Questa pagina ci interroga su quanto diamo per scontata, banalizzandola, la dimensione esigente della Parola di Gesù; ci interpella sulla profonda coscienza che la venuta del Figlio di Dio è motivata dalla salvezza totale, aperta, offerta e non da giustizialismi beceri. Ma proprio in quella notte - che non va psicologizzata, ma considerata come uno stadio di vita di chi si accosta a Gesù - si evince la luce, si può intravvedere il bagliore di un chiarore che non giunge per il merito di osservare scrupolosamente la Legge, ma per dono gratuito e immotivato.


Così la lettera agli Efesini sottolinea senza giri di parole il mistero della gratuita iniziativa di Dio per l'umanità e a favore dell'umanità. Dio dona il Figlio e lo dona per salvare, per redimere, per giustificare.


La prima lettura - ultimissima pagina della Bibbia ebraica - prospetta un fatto straordinario: sulle labbra del pagano re Ciro è posta la parola definitiva di salvezza. Ciò che sembrava proprietà di Israele, passa invece attraverso la storia intricata e inattesa dell'esilio e del sovrano persiano. Più che una cronaca è, ancora una volta, una rivisitazione della storia a partire dalla fede.

Questo deve fare anche Nicodemo, mostrando la sua vera magistralità. A quella notte profonda, in cui Nicodemo si reca dal Maestro che viene da Dio, si presenta la luce che rischiara le tenebre che cercano di soffocarla.

Eppure, dobbiamo stare attenti a non considerarla una pagina evangelica rivolta a chi è lontano, a chi palesemente vi ve di notte, a chi ha bisogno di luce, escludendo noi stessi.

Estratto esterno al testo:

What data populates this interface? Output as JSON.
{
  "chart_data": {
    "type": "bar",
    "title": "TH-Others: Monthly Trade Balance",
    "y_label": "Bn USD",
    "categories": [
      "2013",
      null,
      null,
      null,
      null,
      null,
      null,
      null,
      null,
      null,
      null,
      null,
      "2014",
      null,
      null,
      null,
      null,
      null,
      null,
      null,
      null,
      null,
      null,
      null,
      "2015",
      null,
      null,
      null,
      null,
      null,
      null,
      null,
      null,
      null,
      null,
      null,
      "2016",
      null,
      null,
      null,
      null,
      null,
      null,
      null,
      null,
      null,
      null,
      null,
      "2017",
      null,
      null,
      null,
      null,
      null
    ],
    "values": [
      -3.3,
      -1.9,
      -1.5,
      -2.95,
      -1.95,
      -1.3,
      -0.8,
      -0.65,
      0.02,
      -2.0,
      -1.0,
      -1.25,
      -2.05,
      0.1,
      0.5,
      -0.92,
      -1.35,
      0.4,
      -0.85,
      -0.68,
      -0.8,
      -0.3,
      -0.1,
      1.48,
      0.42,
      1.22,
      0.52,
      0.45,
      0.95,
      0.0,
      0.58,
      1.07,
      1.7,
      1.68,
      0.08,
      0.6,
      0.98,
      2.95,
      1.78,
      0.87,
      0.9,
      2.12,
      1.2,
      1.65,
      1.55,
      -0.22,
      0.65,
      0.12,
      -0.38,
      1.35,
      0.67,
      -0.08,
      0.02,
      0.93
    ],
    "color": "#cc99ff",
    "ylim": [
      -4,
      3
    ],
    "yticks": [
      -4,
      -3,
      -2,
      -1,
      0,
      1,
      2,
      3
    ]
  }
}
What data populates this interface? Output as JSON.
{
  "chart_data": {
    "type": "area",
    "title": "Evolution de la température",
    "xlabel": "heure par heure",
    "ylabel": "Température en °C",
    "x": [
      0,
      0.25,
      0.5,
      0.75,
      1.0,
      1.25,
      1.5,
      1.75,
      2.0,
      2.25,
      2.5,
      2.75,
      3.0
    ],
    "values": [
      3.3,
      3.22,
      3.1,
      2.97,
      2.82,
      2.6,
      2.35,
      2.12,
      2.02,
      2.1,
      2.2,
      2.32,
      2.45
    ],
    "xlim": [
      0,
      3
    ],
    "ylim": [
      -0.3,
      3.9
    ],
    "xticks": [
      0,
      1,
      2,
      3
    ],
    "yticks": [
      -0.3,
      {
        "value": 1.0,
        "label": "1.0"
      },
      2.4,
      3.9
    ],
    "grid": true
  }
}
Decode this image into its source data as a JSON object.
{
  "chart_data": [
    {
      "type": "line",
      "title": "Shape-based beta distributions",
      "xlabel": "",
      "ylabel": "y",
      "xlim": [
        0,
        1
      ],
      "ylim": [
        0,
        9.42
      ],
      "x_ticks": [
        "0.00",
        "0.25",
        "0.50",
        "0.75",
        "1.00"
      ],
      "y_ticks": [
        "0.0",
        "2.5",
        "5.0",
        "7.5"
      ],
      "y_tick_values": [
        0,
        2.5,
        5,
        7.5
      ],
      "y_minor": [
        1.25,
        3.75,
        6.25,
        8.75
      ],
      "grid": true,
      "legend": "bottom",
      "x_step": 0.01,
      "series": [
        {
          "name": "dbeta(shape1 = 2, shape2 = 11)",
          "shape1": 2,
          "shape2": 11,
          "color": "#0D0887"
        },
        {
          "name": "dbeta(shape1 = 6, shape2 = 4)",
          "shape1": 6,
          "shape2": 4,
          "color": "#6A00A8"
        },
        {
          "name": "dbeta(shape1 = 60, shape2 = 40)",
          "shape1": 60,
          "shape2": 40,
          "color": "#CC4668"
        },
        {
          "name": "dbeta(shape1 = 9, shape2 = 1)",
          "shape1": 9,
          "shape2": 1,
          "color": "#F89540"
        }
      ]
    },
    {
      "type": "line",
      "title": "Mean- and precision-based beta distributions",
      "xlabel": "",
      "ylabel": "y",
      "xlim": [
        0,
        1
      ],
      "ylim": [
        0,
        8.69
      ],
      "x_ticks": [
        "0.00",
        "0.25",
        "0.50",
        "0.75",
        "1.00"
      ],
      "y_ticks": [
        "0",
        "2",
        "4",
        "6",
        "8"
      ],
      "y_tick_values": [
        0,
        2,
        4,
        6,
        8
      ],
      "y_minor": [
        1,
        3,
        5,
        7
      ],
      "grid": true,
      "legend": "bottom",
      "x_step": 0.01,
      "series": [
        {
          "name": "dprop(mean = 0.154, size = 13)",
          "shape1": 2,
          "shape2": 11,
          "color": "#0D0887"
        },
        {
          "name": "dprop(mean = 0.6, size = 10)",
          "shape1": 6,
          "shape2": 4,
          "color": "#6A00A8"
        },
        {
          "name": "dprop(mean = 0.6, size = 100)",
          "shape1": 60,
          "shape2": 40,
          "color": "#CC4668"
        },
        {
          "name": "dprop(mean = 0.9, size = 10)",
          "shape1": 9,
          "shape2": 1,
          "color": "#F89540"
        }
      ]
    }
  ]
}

La vita dei dodici, delle prime comunità e dei santi ci rivelano quanti accompagnano coloro che cammino verso Dio e quante volte aridità e solitudine costellano la vita dei più vicini, di quelli davvero vicini.

Madre Teresa di Calcutta confidò a una sua consorella: Accade spesso a coloro che trascorrono il proprio tempo a dare luce agli altri di rimanere loro stessi nel buio.